Thursday, September 30, 2010

Day 27: The Merry Wives of Windsor

A Confession to Make

There wasn't much play today, due to the outing this evening. The profs all paid for us to see Merry Wives at the Globe--an event that inspired everything from rejoicing to groaning about standung up for nearly three hours. I for one remembered I couldn't feel my toes after Henry IV. But I was optimistic that the comedy would be worth the standing.

Which brings me to that confession--the day the Pope was here, I had massive cabin fever by five, and went in search of a crew with plans that evening. I found a contemplative Andrew tuning the Centre's guitar in the sitting room and asked if they were going out to play. Apparently he thought I said, "Going to a play?" to which he said, "Yeah, but we all got our tickets beforehand." I was super confused. Henry the Fourth at the Globe, £5--a play I'd never heard of before, but him, Nikki, Ben, Sarah and Liz were all going. I ran and asked Liz if she still wanted to sleep (definitely vampiresque by the time I made it upstairs) but Sarah gave me the I-have-waaay-too-much-homework-for-Shakespeare look (such a thing does exist, profs.) So I bought her ticket and found myself on the Tube headed to St. Paul's.

Henry IV

We sat in line for some two hours, foregoing the pictures until inside the actual theatre, debating whether to buy hot dogs from that stand or that stand. It was a beautiful, cloudless day and I'd given up bringing a coat (such faith in the weather) from my training from SRO concerts. When they finally let us in, we scrambled to grab a place at the coveted wall, and ended up scrunched at stage right. It was like something out of Shakespeare in Love--the walls were painted with images of Dionysis and other gods; stage heaven and hell, although the set was a big structure meant to be bottom and top floor meets fly rail; big family crest banners dangling from every seat landing, and an open ceiling beyond the stage where we saw deep purple evening setting in. I was still surprised how warm it was. We sat for the few minutes before the show started. I stared at the groundling floor as it filled, imagining pistachio shells that had undoubtedly caused the actors so much grief to clean up in the days before popcorn.

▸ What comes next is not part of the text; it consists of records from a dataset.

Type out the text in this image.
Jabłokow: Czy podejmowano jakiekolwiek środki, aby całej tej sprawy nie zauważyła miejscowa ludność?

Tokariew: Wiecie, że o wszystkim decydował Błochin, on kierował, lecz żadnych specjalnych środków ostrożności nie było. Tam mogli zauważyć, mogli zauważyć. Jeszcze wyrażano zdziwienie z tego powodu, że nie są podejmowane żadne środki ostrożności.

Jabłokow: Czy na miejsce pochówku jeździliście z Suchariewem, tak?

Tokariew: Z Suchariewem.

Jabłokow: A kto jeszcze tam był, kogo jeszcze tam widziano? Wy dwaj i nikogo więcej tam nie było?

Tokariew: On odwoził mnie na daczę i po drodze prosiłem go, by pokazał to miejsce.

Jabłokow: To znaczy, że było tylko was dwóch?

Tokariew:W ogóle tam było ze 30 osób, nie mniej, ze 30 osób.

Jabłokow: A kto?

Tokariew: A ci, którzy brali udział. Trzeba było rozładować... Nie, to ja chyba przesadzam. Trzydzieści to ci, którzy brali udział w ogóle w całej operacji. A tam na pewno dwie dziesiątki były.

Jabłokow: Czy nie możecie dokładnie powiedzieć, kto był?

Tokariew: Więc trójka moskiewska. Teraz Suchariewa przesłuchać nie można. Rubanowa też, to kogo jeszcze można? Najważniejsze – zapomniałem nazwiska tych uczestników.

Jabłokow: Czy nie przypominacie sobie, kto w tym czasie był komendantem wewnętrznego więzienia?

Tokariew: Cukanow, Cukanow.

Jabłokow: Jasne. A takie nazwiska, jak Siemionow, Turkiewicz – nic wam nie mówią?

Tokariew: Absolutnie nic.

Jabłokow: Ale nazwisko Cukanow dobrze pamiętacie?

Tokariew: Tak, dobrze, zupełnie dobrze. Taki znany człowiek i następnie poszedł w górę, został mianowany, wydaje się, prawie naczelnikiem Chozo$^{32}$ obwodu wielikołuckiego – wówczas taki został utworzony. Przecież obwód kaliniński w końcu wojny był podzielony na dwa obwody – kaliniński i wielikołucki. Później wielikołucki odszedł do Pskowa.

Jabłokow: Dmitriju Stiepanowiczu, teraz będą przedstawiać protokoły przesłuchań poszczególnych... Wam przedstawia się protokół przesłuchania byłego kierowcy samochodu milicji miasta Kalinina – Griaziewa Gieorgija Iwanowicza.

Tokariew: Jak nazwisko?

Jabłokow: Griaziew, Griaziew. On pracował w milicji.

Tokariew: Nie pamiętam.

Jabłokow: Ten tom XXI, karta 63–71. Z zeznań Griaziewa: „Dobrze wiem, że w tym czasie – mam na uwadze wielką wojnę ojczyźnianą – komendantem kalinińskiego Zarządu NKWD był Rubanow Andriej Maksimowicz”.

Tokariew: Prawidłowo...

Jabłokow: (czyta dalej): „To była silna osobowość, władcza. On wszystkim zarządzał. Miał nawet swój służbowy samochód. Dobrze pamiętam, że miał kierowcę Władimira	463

Eventually, the crude Commedia Arte came to introduce the show and we all had to stand. That first act, I realized Falstaff was the same bad guy in Speed Racer and V for Vendetta--and it showed. His stage focus and presence made every time he entered the best moment ever. And Prince Hal? Definitely high-fived me! Gah, it was like being back at that Muse concert, except waay nerdier. The actors in Henry IV were magical onstage--Falstaff and Hal had brilliant chemistry, and every side character had trouble breaking focus busting out laughing--everyone, that is, except Falstaff. What a guy. The only one who really irritated me was Hotspur, who had the same voice inflections and hand gestures the entire time, which is wearing on the ears as he has the second most lines. My favorite scene was when Hal gets called in by the King and is cornered in a chair; the audience thus far has laughed harder than we can remember, and we're anticipating more jokes, when Henry IV positively screams at his son, who looks legitimately scared. It was some fantastic acting that just changed the mood on a dime, til the air was thicker than cold custard. I still get chills thinking about it.

Other fantastic things? Ad-libbing, Welsh singers, solid stage combat, and that random would-be boring scene that started with a man leaping out of the trapdoor in Elizabethan underwear, pursued by a vehement girl dressed likewise, who seems intent on causing him the most bodily harm possible. While the boring conversation goes on, we focus on the couple racing around the stage and eventually going back underneath, trying not to laugh too hard at the thumps and clangs and yells issuing there, and mostly hoping that no one's saying anything important. But no worries--Hotspur's rebellion is destroyed, Hal will become king in the next segment, and Falstaff lives on to star in Merry Wives of Windsor, the show we actually saw today.

Merry In Windsor

What's the point of a comedy where there's no cross-dressing? Apparently Queen Elizabeth, who liked Sir Falstaff so much, commissioned a show starring him. Naturally Shakespeare made the man a dog whose only goal is to bed two married women at the same time. But unlike the wise, reality-aware Falstaff we knew and loved, this one was foolish enough to pick two best friends, and drunk much more than the other actor was. We laughed much less, acquiesced that the show was for clearly younger audiences, and were dazzled by costume effects and body humor. I stood next to Rachel, who was so excited to be in the Globe and loved every minute of the show--one can't help but feel in company with so much enthusiasm. She made sure to document that I was there too.

The trip home from Henry definitely had us sitting on the Tube massaging our groundling feet and exclaiming how awesome the show was when two Welshmen started singing randomly. We all looked over and Liz cheered and clapped. "You, yeh got Welsh blood in yeh?" She said she didn't know. But the guys seemed to think so and came down the car for another stop and kept singing as they disembarked. Liz planted a big wet one as they waved through the train window. I told her to wash that off before she ate anything. Nikki said that kiss didn't count. Liz could only say, "Isn't this great that we're all here together??"